Wednesday, September 29, 2010

To Dye For

I was able to use my last hours in San Francisco on 26 September to visit “To Dye For, A world saturated in color” a small exhibit in the De Young Museum dedicated to textiles decorated using the resist-dye technique. The various techniques were explained briefly, but really the focus of the exhibit was on the exquisite cloths that have been made using these techniques: a mordant-dyed cloth from India, batiks from Java, Thailand and Toraja, ikat from Sumba, the Iban Dayak and Afghanistan, shibori from Japan, mud resist from Africa and so on. Each example was a perfect jewel and thus the exhibit earned the double entendre on its title.  I particularly enjoyed the blend of modern textile art pieces and traditional textiles in the exhibit, although the preponderance of California artists skewed the otherwise balanced, universal representation of the resist techniques. Related books and textile art souvenirs were available for purchase at the entrance of the exhibit.

Exhibit Review - Batak Textiles in San Francisco

On Friday 24 and Saturday 25 September, the Indonesian Consulate of San Francisco celebrated Indonesia’s Independence Day. Consul General, the Honourable Asianto Sinambela, made good use of the traditional reception of the diplomatic community in San Francisco to promote Indonesian culture. This time, the textiles of the Batak people of North Sumatra received their full due by means of an exhibit of superb examples both old and new. The diplomats were treated to a preview and a delicious Indonesian meal. The next day, the general public was free to come and take in the exhibition as well as a demonstration and a talk by yours truly.

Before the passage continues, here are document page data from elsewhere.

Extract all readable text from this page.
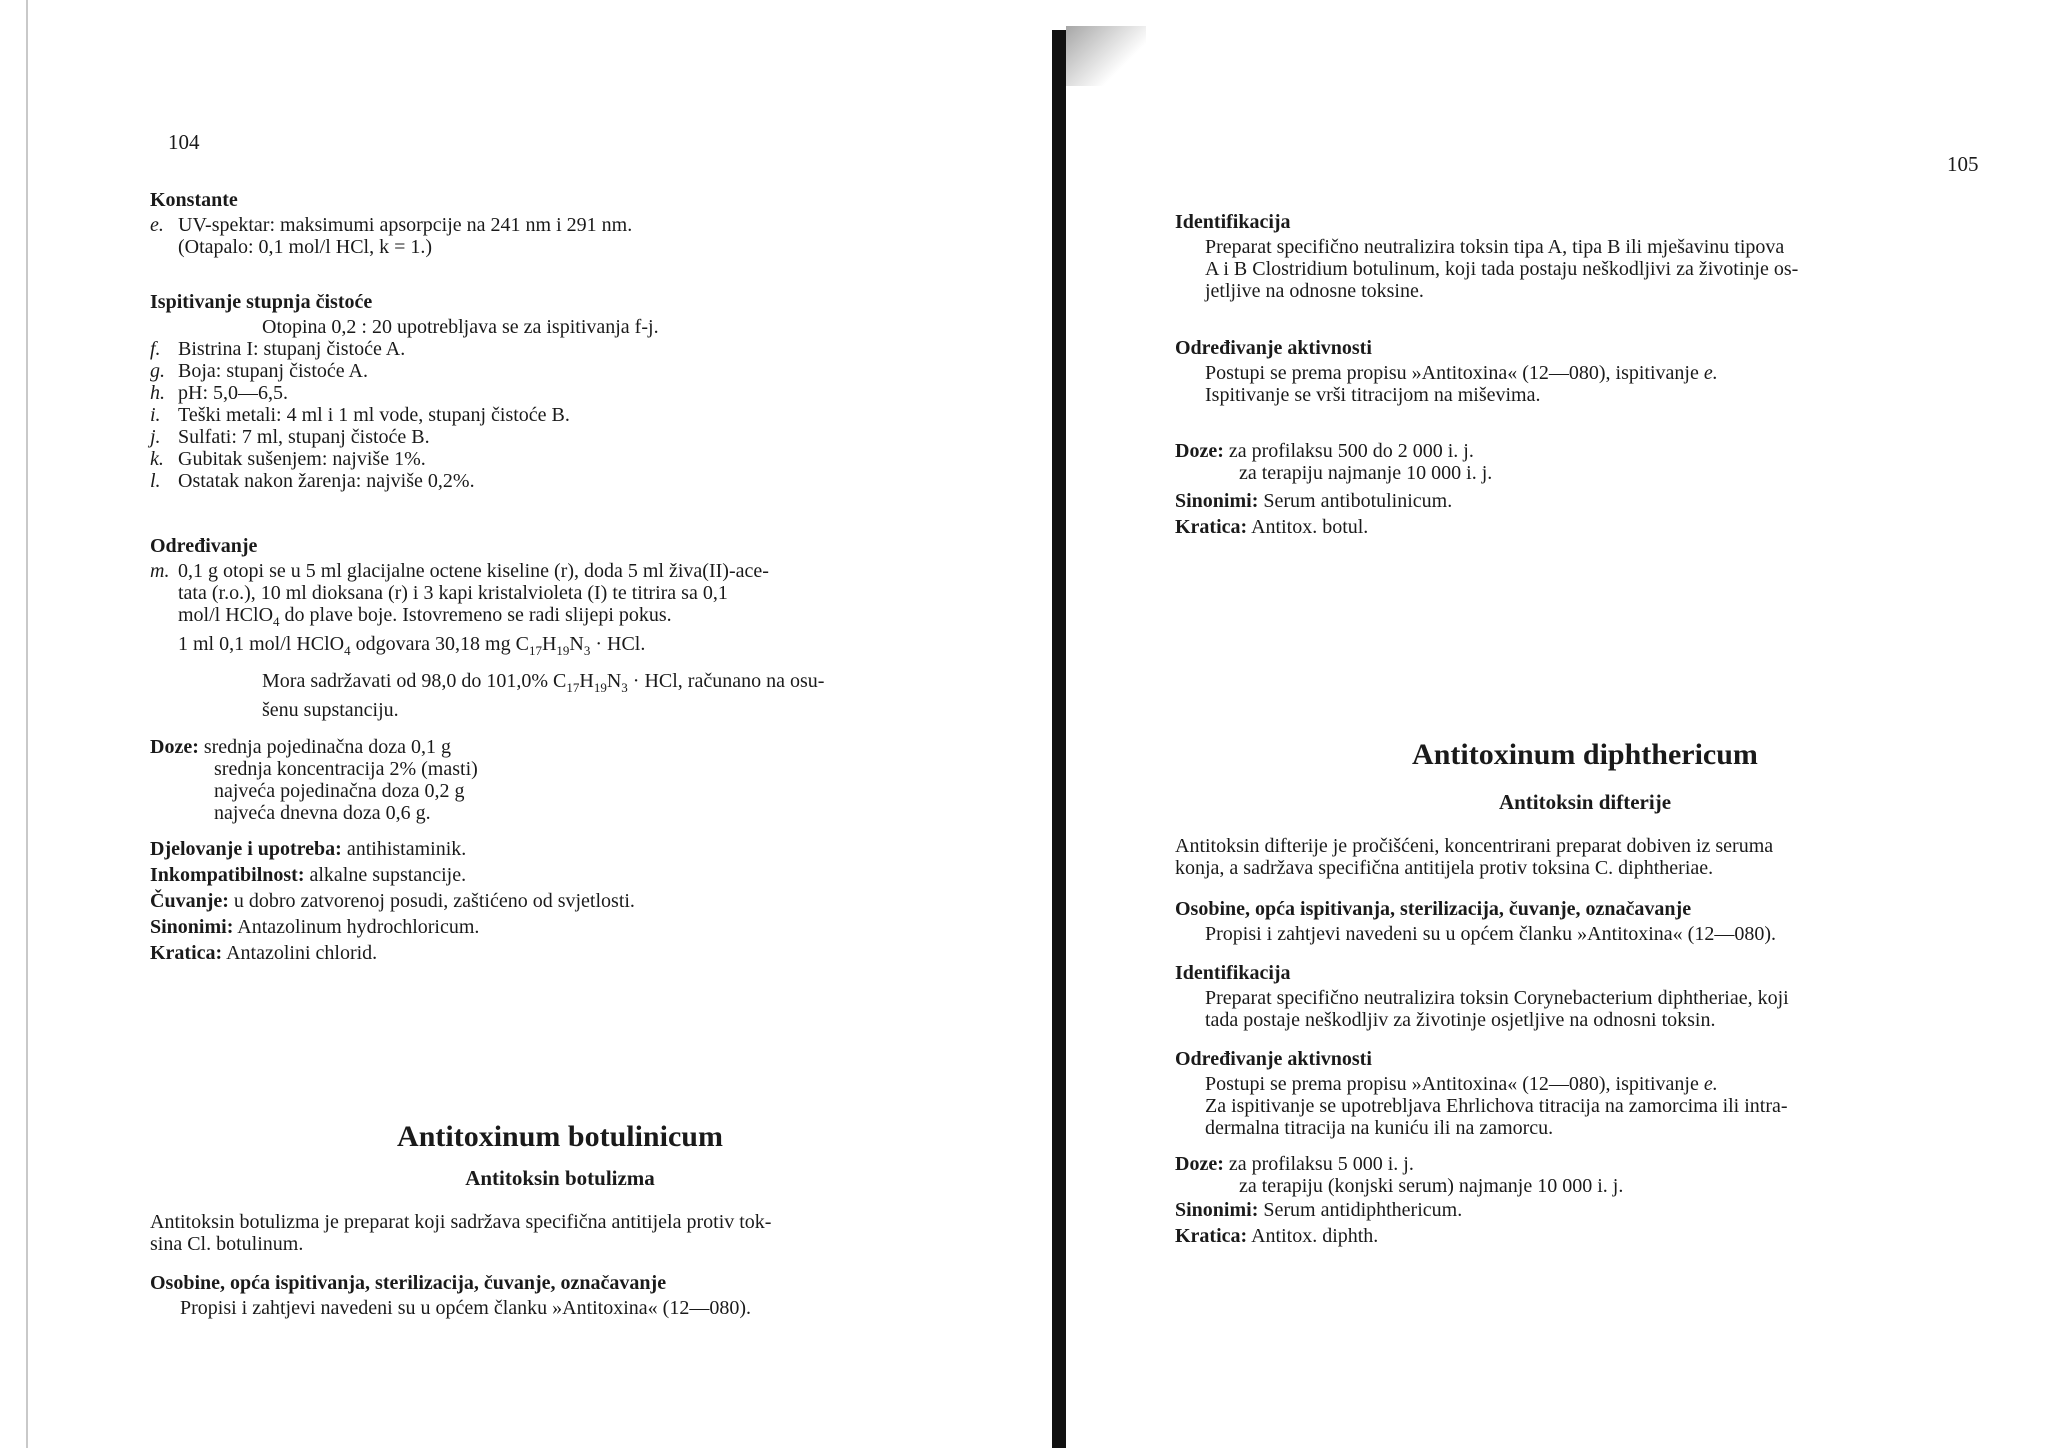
104
Konstante
e. UV-spektar: maksimumi apsorpcije na 241 nm i 291 nm.
(Otapalo: 0,1 mol/l HCl, k = 1.)
Ispitivanje stupnja čistoće

Otopina 0,2 : 20 upotrebljava se za ispitivanja f-j.

f. Bistrina I: stupanj čistoće A.
g. Boja: stupanj čistoće A.
h. pH: 5,0—6,5.
i. Teški metali: 4 ml i 1 ml vode, stupanj čistoće B.
j. Sulfati: 7 ml, stupanj čistoće B.
k. Gubitak sušenjem: najviše 1%.
l. Ostatak nakon žarenja: najviše 0,2%.
Određivanje
m. 0,1 g otopi se u 5 ml glacijalne octene kiseline (r), doda 5 ml živa(II)-ace-
tata (r.o.), 10 ml dioksana (r) i 3 kapi kristalvioleta (I) te titrira sa 0,1
mol/l HClO$_4$ do plave boje. Istovremeno se radi slijepi pokus.
1 ml 0,1 mol/l HClO$_4$ odgovara 30,18 mg $C_{17}H_{19}N_3$ · HCl.

Mora sadržavati od 98,0 do 101,0% $C_{17}H_{19}N_3$ · HCl, računano na osu-

šenu supstanciju.

Doze: srednja pojedinačna doza 0,1 g

srednja koncentracija 2% (masti)

najveća pojedinačna doza 0,2 g

najveća dnevna doza 0,6 g.

Djelovanje i upotreba: antihistaminik.

Inkompatibilnost: alkalne supstancije.

Čuvanje: u dobro zatvorenoj posudi, zaštićeno od svjetlosti.

Sinonimi: Antazolinum hydrochloricum.

Kratica: Antazolini chlorid.

Antitoxinum botulinicum
Antitoksin botulizma

Antitoksin botulizma je preparat koji sadržava specifična antitijela protiv tok-

sina Cl. botulinum.

Osobine, opća ispitivanja, sterilizacija, čuvanje, označavanje

Propisi i zahtjevi navedeni su u općem članku »Antitoxina« (12—080).

105
Identifikacija

Preparat specifično neutralizira toksin tipa A, tipa B ili mješavinu tipova

A i B Clostridium botulinum, koji tada postaju neškodljivi za životinje os-

jetljive na odnosne toksine.

Određivanje aktivnosti

Postupi se prema propisu »Antitoxina« (12—080), ispitivanje e.

Ispitivanje se vrši titracijom na miševima.

Doze: za profilaksu 500 do 2 000 i. j.

za terapiju najmanje 10 000 i. j.

Sinonimi: Serum antibotulinicum.

Kratica: Antitox. botul.

Antitoxinum diphthericum
Antitoksin difterije

Antitoksin difterije je pročišćeni, koncentrirani preparat dobiven iz seruma

konja, a sadržava specifična antitijela protiv toksina C. diphtheriae.

Osobine, opća ispitivanja, sterilizacija, čuvanje, označavanje

Propisi i zahtjevi navedeni su u općem članku »Antitoxina« (12—080).

Identifikacija

Preparat specifično neutralizira toksin Corynebacterium diphtheriae, koji

tada postaje neškodljiv za životinje osjetljive na odnosni toksin.

Određivanje aktivnosti

Postupi se prema propisu »Antitoxina« (12—080), ispitivanje e.

Za ispitivanje se upotrebljava Ehrlichova titracija na zamorcima ili intra-

dermalna titracija na kuniću ili na zamorcu.

Doze: za profilaksu 5 000 i. j.

za terapiju (konjski serum) najmanje 10 000 i. j.

Sinonimi: Serum antidiphthericum.

Kratica: Antitox. diphth.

The old textiles belonged to the collections of Noeleke Glenn Klavert of Indoarts and Curt and Keith Clemson of Dancing Threads and filled three rooms of the beautiful residence, Wisma Indonesia. The fourth room was dedicated to modern textiles and the explanation by the owner and dealer, Naomi Butarbutar, who came from Jakarta especially for this event.

Both days were very successful; more than 200 people attended each day. The mood was warm and friendly. The days were a true example of the highly esteemed Indonesian hospitality and the great wealth of Indonesian culture.

On the day of my departure, there was a group photograph
with the consular staff including the Consul General
Asianto Sinambela (to my left) and his wife (to my right).
It was a special moment when I felt very touched by their warmth.